9.05.2007

Belly pain, the black box of medicine

Up to 8% of all emergency room visits are for abdominal pain. Up to 50% of those will leave without a clear diagnosis.

Said one ED attending to another, 'what if we just had a belly pain team? Then that team could see all the belly pain patients on one shift, and you could rotate through it'.

Came the reply, 'if you wanted to kill yourself, that'd be a great idea'.

Frustration. Risk. Hallmarks of a belly pain patient. I remember opening the abdomen during anatomy. It was a mess. A mess contributed to by a cadaver that had megacolon (you can guess what that caused, I suppose), but a mess in any case. There are pouches (of Douglas, of Morrison), ligaments (of Treitz), ascensions (of the colon), flexures, anastomoses (my favorite, the superior and inferior pancreaticoduodenal), gutters, and lumens. There are systemic arteries and veins, and then the portal venous system that returns to the liver for metabolism from the digestive tract. There are spots for hemorrhage and infection inside the peritoneum (the lining of the gut) and behind the peritoneum. There's an omentum that hangs over it all like a beaded curtain.

So one can understand why the abdomen can be frustrating. There are also extra-abdominal causes of 'abdominal' pain, some of them catastrophic.
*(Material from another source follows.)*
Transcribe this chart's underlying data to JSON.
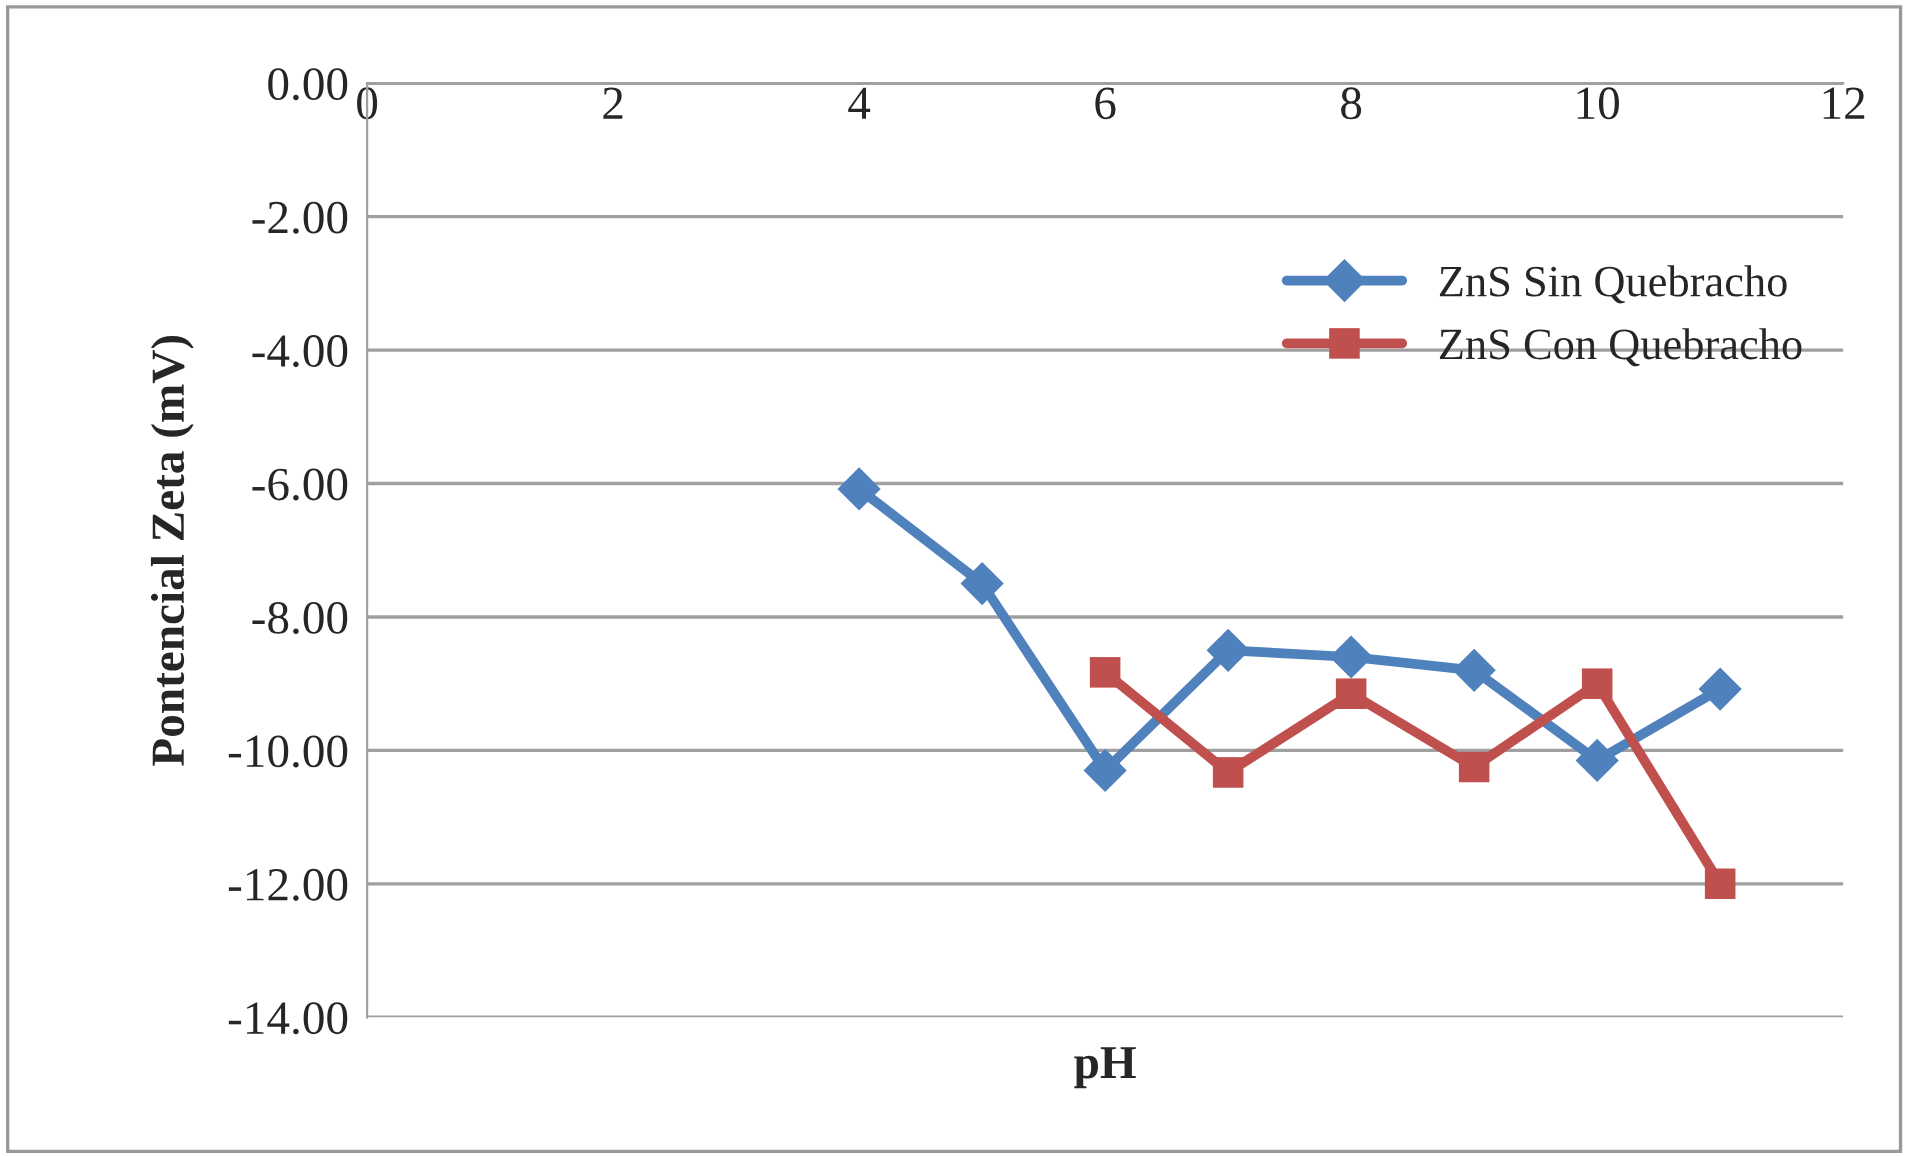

In an elderly diabetic lady with indigestion and belly pain, an EKG is a sensible order to rule out a heart attack. Pulmonary embolism and pneumonia can both present with belly pain of one sort or another.

Obscure causes such as an abdominal migraine (the gut has more serotonin receptors than the brain) usually seen in children and errors in hemoglobin metabolism can cause belly pain. And, of course, the appendix.

Ah, the appendix. Still the most commonly missed diagnosis in the ED. So the question for a new belly pain patient could be phrased, 'why isn't this appendicitis?' It can flip up, as high as right below the rib cage, especially in pregnant women. It can migrate down and hide behind the bladder.